About an hour before 17 Mile Falls – pretty much halfway along the Jatbula Trail – is another private treat for hikers: the Amphitheatre. This cool, shaded gorge, slotted into the escarpment, shields one of Nitmiluk National Park's finest Aboriginal rock-art sites, featuring ochre images of the Jawoyn people and emus.
Days on the Jatbula Trail are invariably hot, but they needn't be long, with campsites spaced between 11 and 16 kms apart. Set out around dawn each day and you can be in camp by lunchtime, sitting out the heat of the afternoon in a stream or pool.
Make it happen
Kakadu National Park
North of Nitmiluk is Australia's largest national park, Kakadu, covering an area almost the size of Israel. Although daunting in scale, it's a great bushwalking destination.
Overnight walks in Kakadu are unmarked and there are no set routes, though they typically head into the so-called 'stone country' atop the Arnhem Land escarpment. Hiking requires permits – applications need to include details of the proposed walking route, the location of each night's campsite, and a marked-up topographic map. Despite the regulations, parks authorities reported a large increase in applications for overnight walks in 2014.
The rewards of hiking into the stone country are multiple, with an estimated 15,000 rock-art sites – most unmarked – dotted through the park. Around one-third of Australia's bird species have been recorded in Kakadu and, up here, above the cliffs, there's a true sense of isolation and exploration.

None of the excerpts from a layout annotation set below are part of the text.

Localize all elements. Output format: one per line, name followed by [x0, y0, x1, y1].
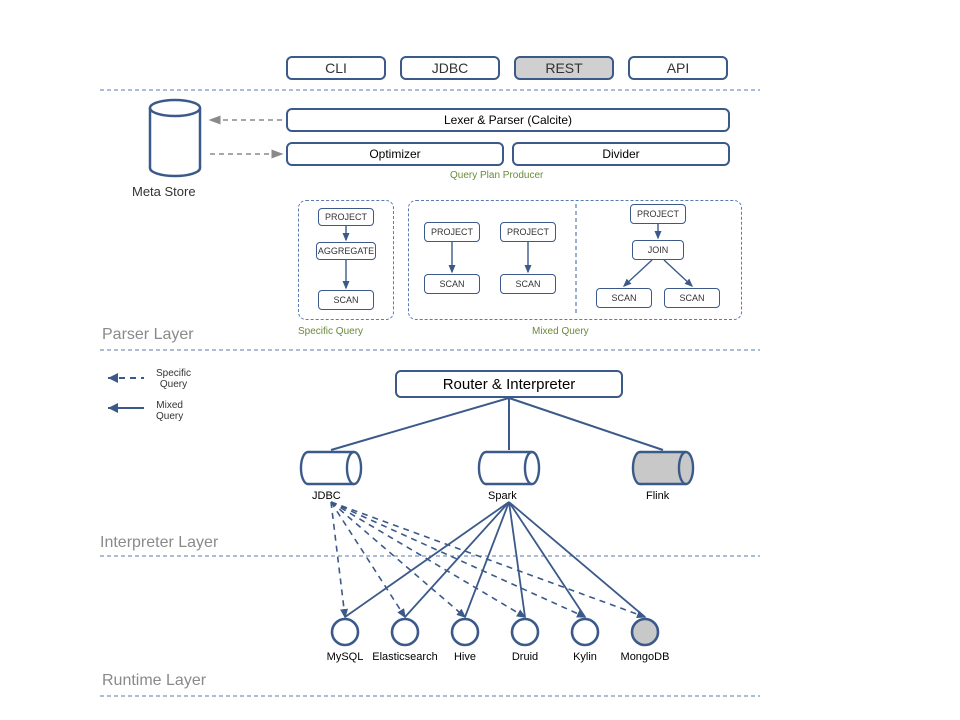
runtime-layer-label: Runtime Layer: [102, 672, 206, 690]
router-interpreter-box: Router & Interpreter: [395, 370, 623, 398]
legend-mixed: Mixed Query: [156, 400, 183, 422]
plan-node-project: PROJECT: [318, 208, 374, 226]
rest-box: REST: [514, 56, 614, 80]
divider-box: Divider: [512, 142, 730, 166]
parser-layer-label: Parser Layer: [102, 326, 194, 344]
plan-node-join: JOIN: [632, 240, 684, 260]
plan-node-project-0: PROJECT: [424, 222, 480, 242]
plan-node-scan-l: SCAN: [596, 288, 652, 308]
mysql-circle-label: MySQL: [324, 651, 366, 663]
meta-store-label: Meta Store: [132, 184, 196, 199]
spark-engine-label: Spark: [488, 490, 517, 502]
flink-engine-label: Flink: [646, 490, 669, 502]
plan-node-scan-r: SCAN: [664, 288, 720, 308]
jdbc-engine-label: JDBC: [312, 490, 341, 502]
es-circle-label: Elasticsearch: [366, 651, 444, 663]
interpreter-layer-label: Interpreter Layer: [100, 534, 218, 552]
jdbc-box: JDBC: [400, 56, 500, 80]
plan-node-project-join: PROJECT: [630, 204, 686, 224]
plan-node-scan: SCAN: [318, 290, 374, 310]
hive-circle-label: Hive: [450, 651, 480, 663]
plan-node-scan-0: SCAN: [424, 274, 480, 294]
mixed-query-label: Mixed Query: [532, 326, 589, 337]
druid-circle-label: Druid: [507, 651, 543, 663]
legend-specific: Specific Query: [156, 368, 191, 390]
qpp-label: Query Plan Producer: [450, 170, 543, 181]
lexer-parser-box: Lexer & Parser (Calcite): [286, 108, 730, 132]
mongo-circle-label: MongoDB: [615, 651, 675, 663]
optimizer-box: Optimizer: [286, 142, 504, 166]
plan-node-project-1: PROJECT: [500, 222, 556, 242]
plan-node-scan-1: SCAN: [500, 274, 556, 294]
kylin-circle-label: Kylin: [568, 651, 602, 663]
api-box: API: [628, 56, 728, 80]
cli-box: CLI: [286, 56, 386, 80]
specific-query-label: Specific Query: [298, 326, 363, 337]
plan-node-aggregate: AGGREGATE: [316, 242, 376, 260]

Even if you can't venture deep into the park, Kakadu has about 25 marked day walks around and below the escarpment.
Most of the day walks are framed around water, since even in the middle of winter the average maximum temperature in Kakadu is around 32°C. Trails head through savannah woodland to waterfalls, gorges and crocodile-free swimholes, where fish swirl around your feet and water monitors (or goannas) might watch from the rocky banks.
Good day walks include little-visited Motor Car Falls (ironically accessible only on foot), where you can swim into a large crack in the cliffs, and a steep but short trail to the head of Gunlom waterfall, where a natural infinity pool ends abruptly by the very edge of the escarpment.

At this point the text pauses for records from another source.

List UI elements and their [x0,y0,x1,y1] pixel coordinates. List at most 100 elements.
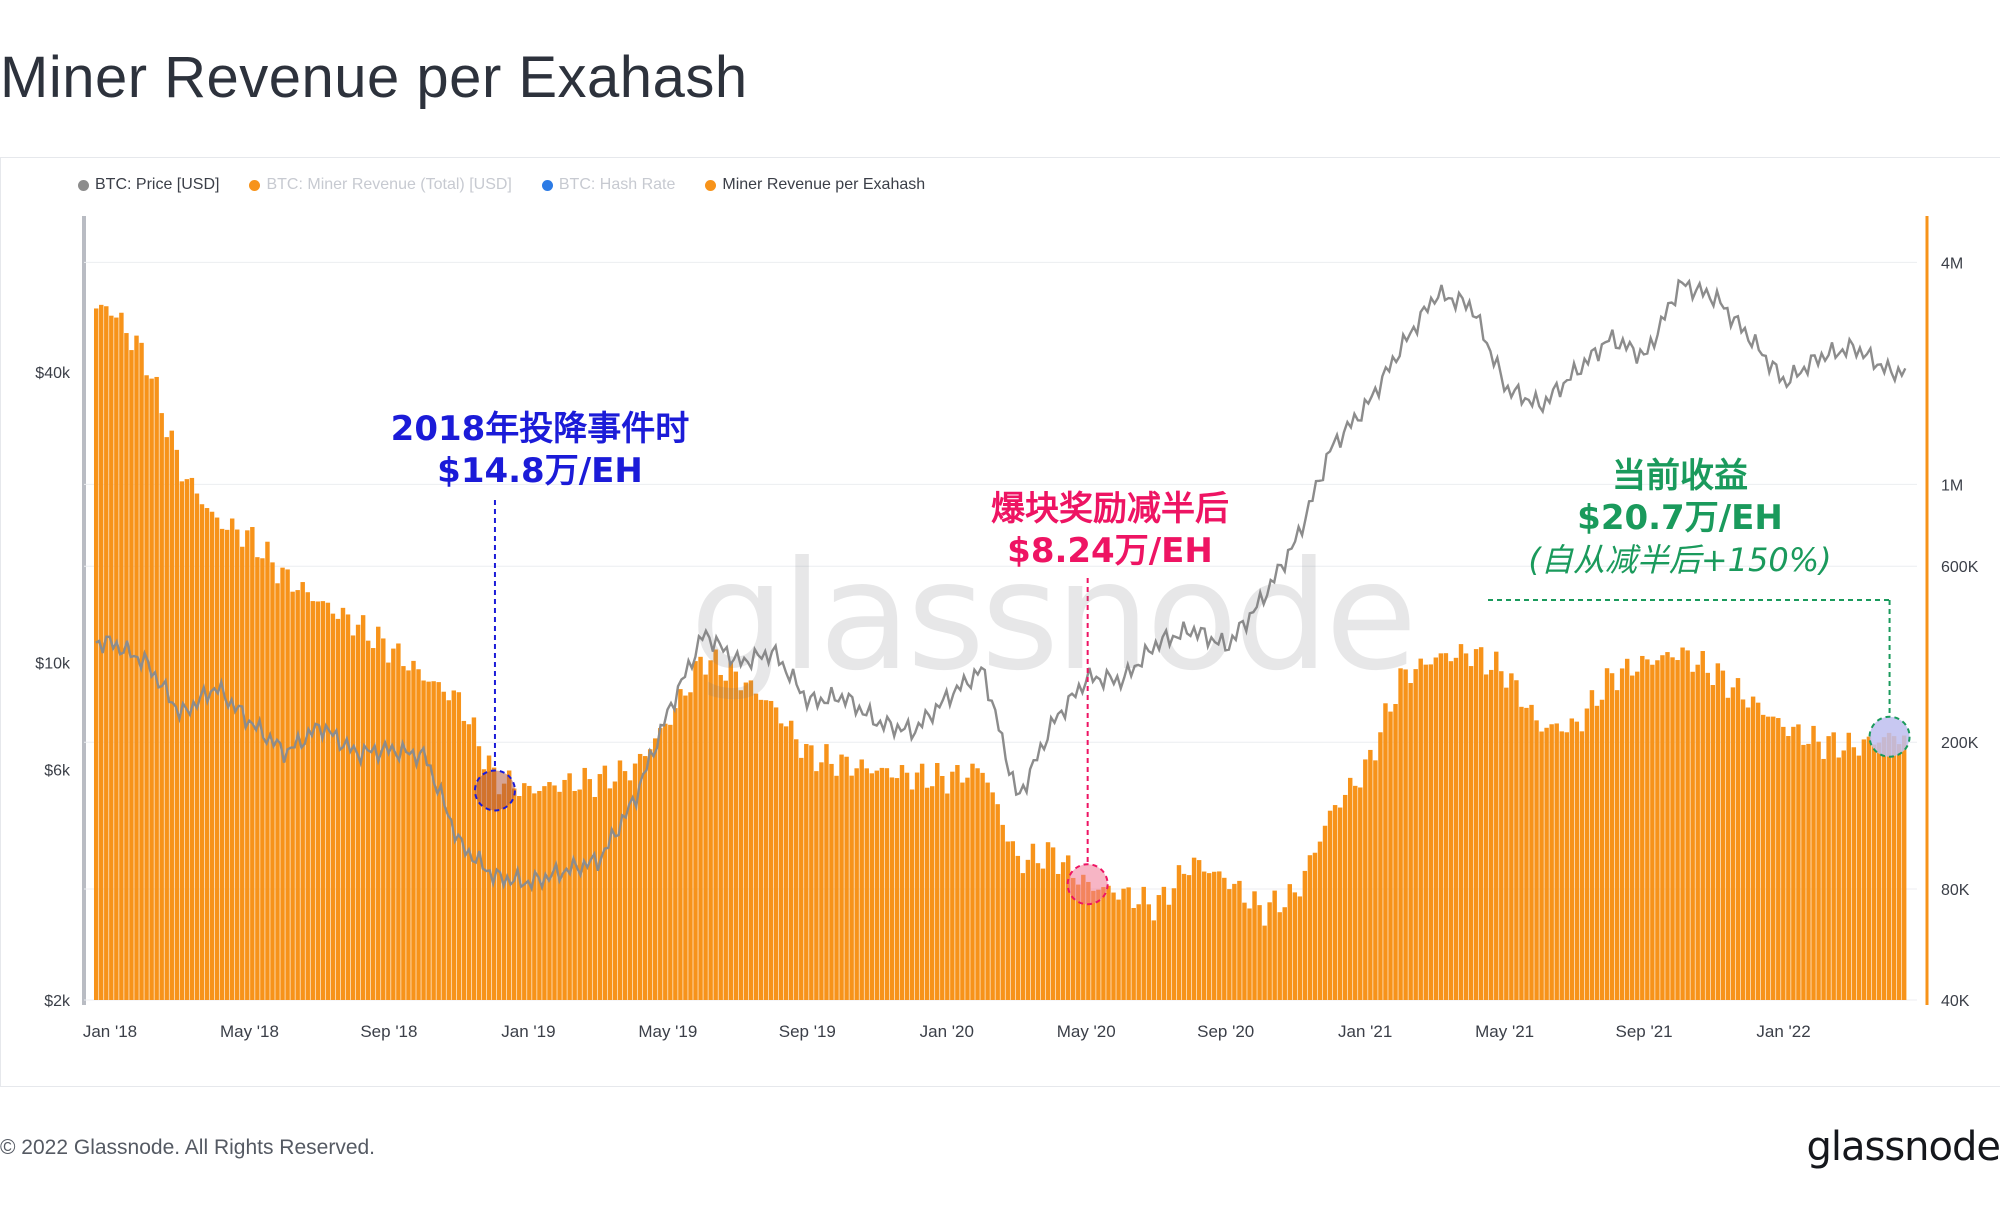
revenue-bar [653,738,658,1000]
revenue-bar [300,582,305,1000]
revenue-bar [1156,895,1162,1000]
revenue-bar [1020,873,1026,1000]
legend-item-price[interactable]: BTC: Price [USD] [78,176,219,194]
revenue-bar [295,590,300,1000]
revenue-bar [1710,685,1716,1000]
revenue-bar [1071,877,1076,1000]
left-axis-tick-label: $40k [35,365,71,382]
revenue-bar [567,773,572,1000]
revenue-bar [1891,736,1897,1000]
x-axis-tick-label: Sep '18 [360,1022,417,1041]
chart-panel [0,157,2000,1087]
revenue-bar [179,481,185,1000]
revenue-bar [1272,890,1277,1000]
revenue-bar [1504,687,1509,1000]
revenue-bar [834,775,839,1000]
revenue-bar [935,762,940,1000]
revenue-bar [355,624,361,1000]
x-axis-tick-label: May '20 [1057,1022,1116,1041]
revenue-bar [1347,777,1353,1000]
revenue-bar [1564,732,1569,1000]
revenue-bar [1685,650,1690,1000]
revenue-bar [1670,657,1675,1000]
revenue-bar [94,308,99,1000]
annotation-current: 当前收益 $20.7万/EH (自从减半后+150%) [1500,455,1860,581]
annotation-line: 爆块奖励减半后 [991,489,1229,529]
revenue-bar [894,778,900,1000]
revenue-bar [1428,664,1434,1000]
revenue-bar [753,693,759,1000]
revenue-bar [557,791,562,1000]
revenue-bar [159,413,164,1000]
x-axis-tick-label: May '21 [1475,1022,1534,1041]
revenue-bar [1468,666,1474,1000]
revenue-bar [1786,736,1791,1000]
revenue-bar [783,726,789,1000]
revenue-bar [950,771,955,1000]
revenue-bar [1539,731,1544,1000]
revenue-bar [1509,673,1514,1000]
revenue-bar [688,692,693,1000]
revenue-bar [1257,905,1262,1000]
revenue-bar [647,749,653,1000]
revenue-bar [1529,704,1534,1000]
revenue-bar [1060,862,1066,1000]
revenue-bar [1015,855,1021,1000]
revenue-bar [1886,732,1892,1000]
revenue-bar [1065,855,1071,1000]
revenue-bar [506,770,512,1000]
revenue-bar [1076,884,1081,1000]
capitulation-marker [473,769,516,812]
revenue-bar [235,529,240,1000]
revenue-bar [1745,707,1751,1000]
revenue-bar [693,661,698,1000]
revenue-bar [1680,647,1685,1000]
revenue-bar [184,479,190,1000]
revenue-bar [1277,912,1282,1000]
revenue-bar [955,765,960,1000]
revenue-bar [642,756,648,1000]
x-axis-tick-label: Sep '20 [1197,1022,1254,1041]
revenue-bar [788,720,794,1000]
revenue-bar [1186,875,1192,1000]
revenue-bar [1141,886,1146,1000]
revenue-bar [1353,785,1358,1000]
revenue-bar [260,558,265,1000]
revenue-bar [945,793,950,1000]
revenue-bar [960,782,965,1000]
legend-item-revenue-per-exahash[interactable]: Miner Revenue per Exahash [705,176,925,194]
revenue-bar [386,662,391,1000]
revenue-bar [1589,690,1595,1000]
revenue-bar [627,780,633,1000]
revenue-bar [1126,887,1131,1000]
x-axis-tick-label: May '19 [638,1022,697,1041]
revenue-bar [1307,855,1313,1000]
revenue-bar [990,792,995,1000]
revenue-bar [310,601,315,1000]
revenue-bar [1871,744,1877,1000]
legend-item-hash-rate[interactable]: BTC: Hash Rate [541,176,675,194]
revenue-bar [1624,658,1630,1000]
revenue-bar [255,557,260,1000]
revenue-bar [1640,655,1645,1000]
revenue-bar [995,804,1000,1000]
revenue-bar [1791,726,1796,1000]
revenue-bar [1212,871,1217,1000]
revenue-bar [1327,810,1333,1000]
halving-marker [1066,863,1109,906]
revenue-bar [1423,664,1428,1000]
legend-item-miner-revenue[interactable]: BTC: Miner Revenue (Total) [USD] [249,176,512,194]
revenue-bar [1398,668,1403,1000]
revenue-bar [124,333,129,1001]
revenue-bar [1363,759,1368,1000]
revenue-bar [1599,699,1605,1000]
revenue-bar [839,754,844,1000]
left-axis-tick-label: $2k [44,993,71,1010]
annotation-value: $8.24万/EH [1007,531,1213,571]
revenue-bar [164,437,169,1000]
revenue-bar [1579,731,1585,1000]
revenue-bar [1136,904,1141,1000]
revenue-bar [733,671,739,1000]
revenue-bar [1101,887,1106,1000]
revenue-bar [1191,857,1197,1000]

The 12km Barrk Sandstone bushwalk offers a different perspective – no water, but a look at some of Kakadu's premier rock-art sites as it traverses Nourlangie Rock, an outlier of the Arnhem Land escarpment. Further along, at the base of Nourlangie Rock, there's an easy 3km trail into Gubara Pools, a crystal-clear swimhole shaded by monsoon rainforest.
Make it happen
All day walks are detailed on Kakadu's park website (parksaustralia.gov.au). Australian Walking Holidays (australianwalkingholidays.com.au), Australian Wilderness Adventures (australianwildernessadventures.com.au) and World Expeditions (worldexpeditions.com) run guided hikes.
And the secret one: Tabletop Track
For all of the Northern Territory's well-known walks, there's another trail still to emerge into the spotlight. The Tabletop Track is a 39km-circuit inside Litchfield National Park, where waterfalls seemingly pour from every break in the cliffs of the Tabletop Range.

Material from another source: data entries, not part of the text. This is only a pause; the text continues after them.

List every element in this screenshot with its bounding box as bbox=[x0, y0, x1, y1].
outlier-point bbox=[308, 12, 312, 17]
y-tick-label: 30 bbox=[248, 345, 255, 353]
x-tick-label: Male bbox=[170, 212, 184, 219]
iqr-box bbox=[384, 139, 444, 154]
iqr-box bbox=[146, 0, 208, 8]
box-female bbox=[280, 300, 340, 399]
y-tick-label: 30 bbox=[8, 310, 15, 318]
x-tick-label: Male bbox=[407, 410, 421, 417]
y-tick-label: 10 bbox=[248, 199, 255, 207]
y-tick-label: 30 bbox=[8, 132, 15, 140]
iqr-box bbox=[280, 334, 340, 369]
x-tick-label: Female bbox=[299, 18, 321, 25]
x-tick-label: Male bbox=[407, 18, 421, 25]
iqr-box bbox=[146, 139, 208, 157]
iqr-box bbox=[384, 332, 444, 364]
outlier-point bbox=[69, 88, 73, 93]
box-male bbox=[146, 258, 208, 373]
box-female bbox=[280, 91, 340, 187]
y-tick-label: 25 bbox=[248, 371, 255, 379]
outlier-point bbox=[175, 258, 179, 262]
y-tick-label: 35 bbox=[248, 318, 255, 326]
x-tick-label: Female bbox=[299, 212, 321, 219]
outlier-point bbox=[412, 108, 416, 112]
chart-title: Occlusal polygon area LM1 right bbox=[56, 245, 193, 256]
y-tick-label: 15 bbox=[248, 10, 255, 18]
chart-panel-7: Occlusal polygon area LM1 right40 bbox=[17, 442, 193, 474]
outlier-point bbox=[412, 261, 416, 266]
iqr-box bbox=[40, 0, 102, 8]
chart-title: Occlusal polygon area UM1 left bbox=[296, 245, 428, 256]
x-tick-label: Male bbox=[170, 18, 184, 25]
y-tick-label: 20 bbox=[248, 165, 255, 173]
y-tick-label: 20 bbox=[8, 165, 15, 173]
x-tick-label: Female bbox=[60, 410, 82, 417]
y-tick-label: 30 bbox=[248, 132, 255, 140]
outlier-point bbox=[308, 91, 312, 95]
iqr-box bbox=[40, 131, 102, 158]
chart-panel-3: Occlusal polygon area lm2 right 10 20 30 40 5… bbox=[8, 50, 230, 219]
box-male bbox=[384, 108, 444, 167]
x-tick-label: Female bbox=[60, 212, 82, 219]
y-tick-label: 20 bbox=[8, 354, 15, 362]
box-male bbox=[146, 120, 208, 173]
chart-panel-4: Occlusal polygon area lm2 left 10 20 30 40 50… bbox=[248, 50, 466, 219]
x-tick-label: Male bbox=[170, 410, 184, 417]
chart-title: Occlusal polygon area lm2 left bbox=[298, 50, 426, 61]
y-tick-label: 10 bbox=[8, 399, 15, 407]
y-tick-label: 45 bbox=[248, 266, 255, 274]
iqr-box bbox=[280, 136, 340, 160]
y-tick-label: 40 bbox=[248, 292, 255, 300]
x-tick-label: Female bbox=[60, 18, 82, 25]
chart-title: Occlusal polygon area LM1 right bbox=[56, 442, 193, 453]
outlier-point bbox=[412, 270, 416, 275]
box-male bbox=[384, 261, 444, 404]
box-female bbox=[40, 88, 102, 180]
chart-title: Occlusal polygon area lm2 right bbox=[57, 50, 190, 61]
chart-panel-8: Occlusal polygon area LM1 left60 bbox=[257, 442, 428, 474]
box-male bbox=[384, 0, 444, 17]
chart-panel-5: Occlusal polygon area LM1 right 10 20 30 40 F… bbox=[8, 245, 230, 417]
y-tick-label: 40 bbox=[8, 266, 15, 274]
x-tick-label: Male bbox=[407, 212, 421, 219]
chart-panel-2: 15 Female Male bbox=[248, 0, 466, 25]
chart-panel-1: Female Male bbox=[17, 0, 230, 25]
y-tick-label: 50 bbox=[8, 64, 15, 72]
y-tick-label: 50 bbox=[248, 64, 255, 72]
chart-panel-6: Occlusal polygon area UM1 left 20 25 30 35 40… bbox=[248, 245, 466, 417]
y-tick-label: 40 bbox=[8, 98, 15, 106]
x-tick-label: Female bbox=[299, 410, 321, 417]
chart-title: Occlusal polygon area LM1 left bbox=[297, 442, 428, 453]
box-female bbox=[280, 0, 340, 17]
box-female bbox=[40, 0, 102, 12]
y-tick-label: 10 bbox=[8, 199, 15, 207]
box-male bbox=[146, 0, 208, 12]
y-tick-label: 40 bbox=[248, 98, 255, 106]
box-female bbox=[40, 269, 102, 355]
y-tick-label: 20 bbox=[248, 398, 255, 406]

Taking most walkers between three and five days, the Tabletop Track remains a little-known route, despite being established for years. It's a spectacular trail, passing the likes of Florence and Wangi Falls, two waterfalls that have helped turn Litchfield into perhaps the most popular national park among Top End locals.
Make it happen
An information sheet on the Tabletop Track can be downloaded at the Litchfield National Park website (parksandwildlife.nt.gov.au).